What is really real?  Do you ever wonder about that?

Last night, before going to bed I checked in with Twitter to see what was going on there. Yes, I know, Twitter is not the best place to go for a true reality check. However, I noticed two trends rolling by in the stream of tweets.

Twitter Trends to “Reality”?

One was a lot of comments about the so-called “deflate-gate” saga as the NFL had just taken action against Tom Brady and the New England Patriots.  They were found to have apparently allowed footballs in a playoff game to be slightly deflated so that Brady could throw them better.  Is that really real?  Judging by the coverage in the U.S. news today, the media seems to think so as it is getting major coverage.

The other trend I noticed came from individuals who were apparently from Yemen and were tweeting about the Saudi military at that moment bombing the capital of Sana’a.  They were concerned for the loss of property, the loss of life and fear for their country.  Is that really real?  Judging by the coverage in the U.S. news today, the media doesn’t seem to think so as it is getting minimal coverage.

Of course, in the physical material world we all experience, both events “occurred” and in that sense of the word are “real”.  And, the fact that our media chooses to highlight one occurrence rather than another is not a major revelation.  Most of us if we are paying attention at all are aware that our mainstream media chooses what to present us with as “news” and hence plays a major role in the creation of what we believe to be “real”.

Media Monopolies

According to who you ask, you will find that either 5 or 6 corporations own over 90% of the major media outlets in our country.  Either way, there is a disturbing short list of corporations that are determining what to present to us as our external reality.  In theory, there should be competition among them to present us the most compelling stories and keep us informed as citizens so we can make wise political decisions.

Yet, the reality appears to be that instead of competing on real news and working to ensure we are informed on critical issues, the competition for our eyeballs is based on the news’s “entertainment factor”. Many see this as economic competition, plain and simple — the corporate news coverage is based simply on what “we choose” to want to see.  More of us want to hear about Tom Brady than we do about Yemen. Therefore, the news gives us Tom Brady, more of us watch and the “news” can charge their advertisers more money and ultimately turn a bigger profit.

Cynics see a more sinister cycle at play here.  The monopolization of the media can lead to collusion on what is presented to us as news.  If all of the media simply gives us the same stories that are supposedly driven by the economics of “what we want to hear”, then the result can be an “uninformed citizenry” that is totally clueless on major stories that should be reported.  Even worse is the concern that the mainstream media slants the coverage in way that controls popular opinion on an issue. There’s an old adage that “you don’t know what you don’t know”.  What is it we don’t know because of the homogenous and limited reporting of the corporate news outlets?  Where are we potentially being controlled in what we believe to be “real” when it is really a “dream”?  What can we do?

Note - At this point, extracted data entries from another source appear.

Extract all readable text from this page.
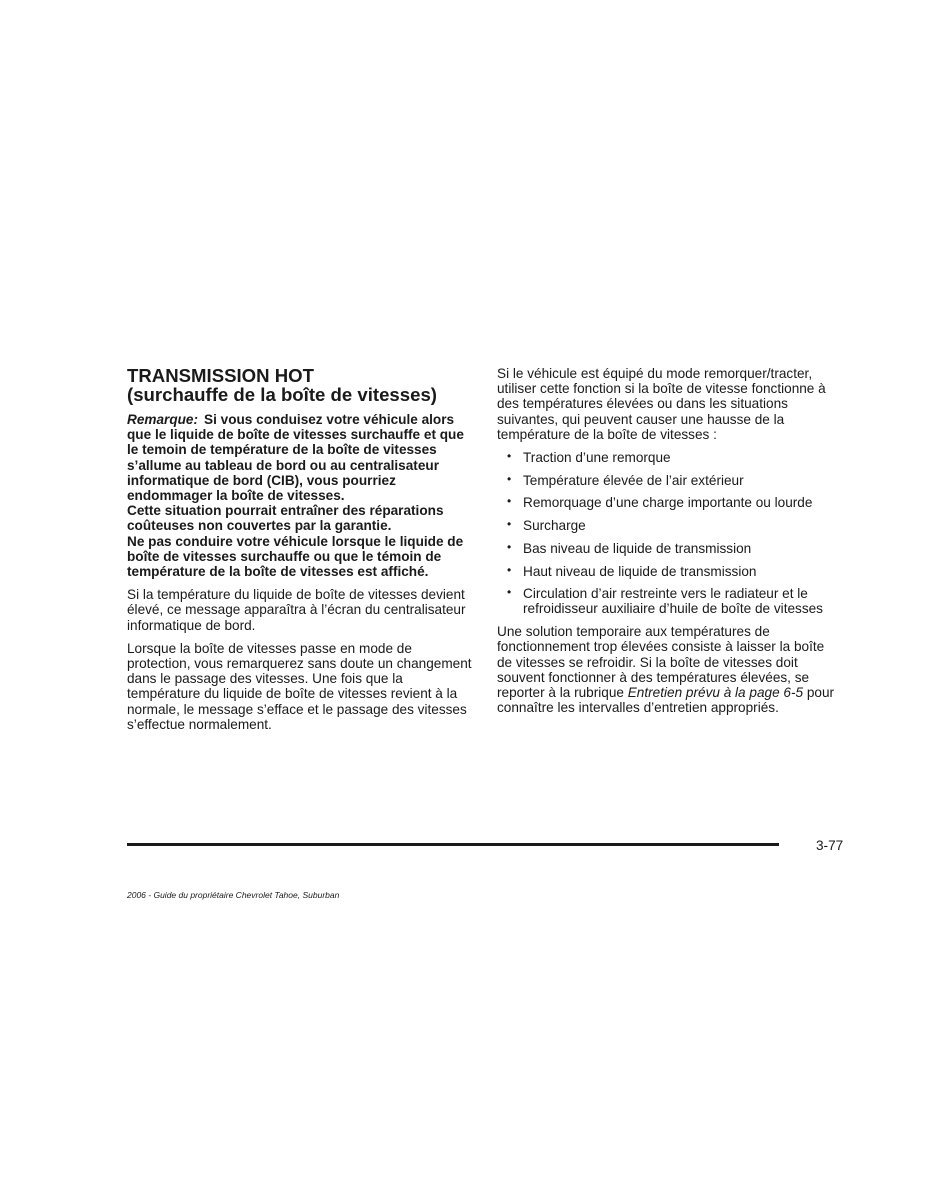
TRANSMISSION HOT
(surchauffe de la boîte de vitesses)
Remarque: Si vous conduisez votre véhicule alors que le liquide de boîte de vitesses surchauffe et que le temoin de température de la boîte de vitesses s’allume au tableau de bord ou au centralisateur informatique de bord (CIB), vous pourriez endommager la boîte de vitesses.
Cette situation pourrait entraîner des réparations coûteuses non couvertes par la garantie.
Ne pas conduire votre véhicule lorsque le liquide de boîte de vitesses surchauffe ou que le témoin de température de la boîte de vitesses est affiché.

Si la température du liquide de boîte de vitesses devient élevé, ce message apparaîtra à l’écran du centralisateur informatique de bord.

Lorsque la boîte de vitesses passe en mode de protection, vous remarquerez sans doute un changement dans le passage des vitesses. Une fois que la température du liquide de boîte de vitesses revient à la normale, le message s’efface et le passage des vitesses s’effectue normalement.

Si le véhicule est équipé du mode remorquer/tracter, utiliser cette fonction si la boîte de vitesse fonctionne à des températures élevées ou dans les situations suivantes, qui peuvent causer une hausse de la température de la boîte de vitesses :

• Traction d’une remorque
• Température élevée de l’air extérieur
• Remorquage d’une charge importante ou lourde
• Surcharge
• Bas niveau de liquide de transmission
• Haut niveau de liquide de transmission
• Circulation d’air restreinte vers le radiateur et le refroidisseur auxiliaire d’huile de boîte de vitesses

Une solution temporaire aux températures de fonctionnement trop élevées consiste à laisser la boîte de vitesses se refroidir. Si la boîte de vitesses doit souvent fonctionner à des températures élevées, se reporter à la rubrique Entretien prévu à la page 6-5 pour connaître les intervalles d’entretien appropriés.

3-77
2006 - Guide du propriétaire Chevrolet Tahoe, Suburban
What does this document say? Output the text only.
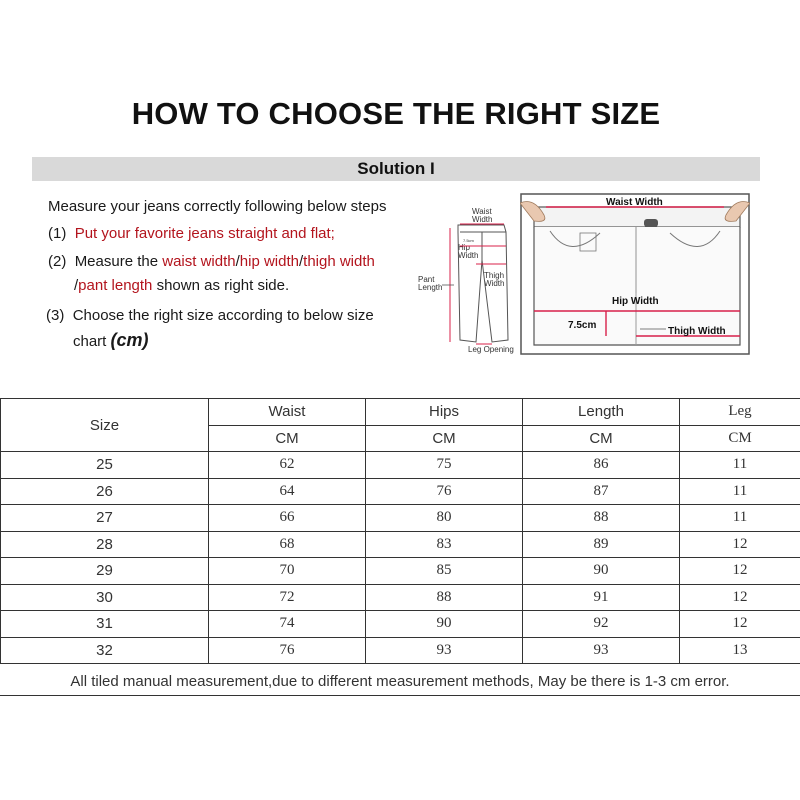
HOW TO CHOOSE THE RIGHT SIZE
Solution I
Measure your jeans correctly following below steps
(1) Put your favorite jeans straight and flat;
(2) Measure the waist width/hip width/thigh width
/pant length shown as right side.
(3) Choose the right size according to below size
chart (cm)
Waist
Width
Hip
Width
Pant
Length
Thigh
Width
Leg Opening
7.5cm
Waist Width
Hip Width
Thigh Width
7.5cm
Size	Waist	Hips	Length	Leg
	CM	CM	CM	CM
25	62	75	86	11
26	64	76	87	11
27	66	80	88	11
28	68	83	89	12
29	70	85	90	12
30	72	88	91	12
31	74	90	92	12
32	76	93	93	13
All tiled manual measurement,due to different measurement methods, May be there is 1-3 cm error.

Steps to Transcending the Dream

One–be a conscious consumer of news.

Recognize that the mainstream media’s presentation of “reality” may really be just a limited perspective.  Always keep in the back of your mind that there may be other stories that are more important and other takes on the truth of the stories we are hearing about.  Question things more.

Two–seek out alternate news sources.

We humans can be creatures of habits and watch the same channels on TV, read the same newspapers and magazines, visit the same websites.  Vary it up a bit.  Challenge yourself and get outside your comfort zone.  Seek out sources that push you a bit and hear what they are saying.

Three–contemplate what is really real.

Take time to really ask yourself what is really real. This may push you even more out of your comfort zone, but ask yourself “how real is all of this news?”  Yes, on one level, as mentioned, these “things are happening” in the physical world.  But is there more to the world than all of these external experiences?  Is there another perspective that is even more real?  Don’t dismiss that thought, consider it.

Mystics and sages point to an inner world that they say is more real than the outer world of Tom Brady, the NFL, Yemen, wars and the media news.  They suggest that this outer world is simply a type of school house where we gather experiences, learn and evolve.  And, as we grow and evolve, we begin to understand that the “real reality” is this non-material world of consciousness where we sense and know that we are all one, that we are all connected.  They call us to break free of the dream of outer reality and all the importance we place upon it and to “taste” the greater world of love.

Isn’t it time we learned our lessons and broke free from this compelling dream of life out there and tasted our real world?  Isn’t it time to transcend separation and experience unity?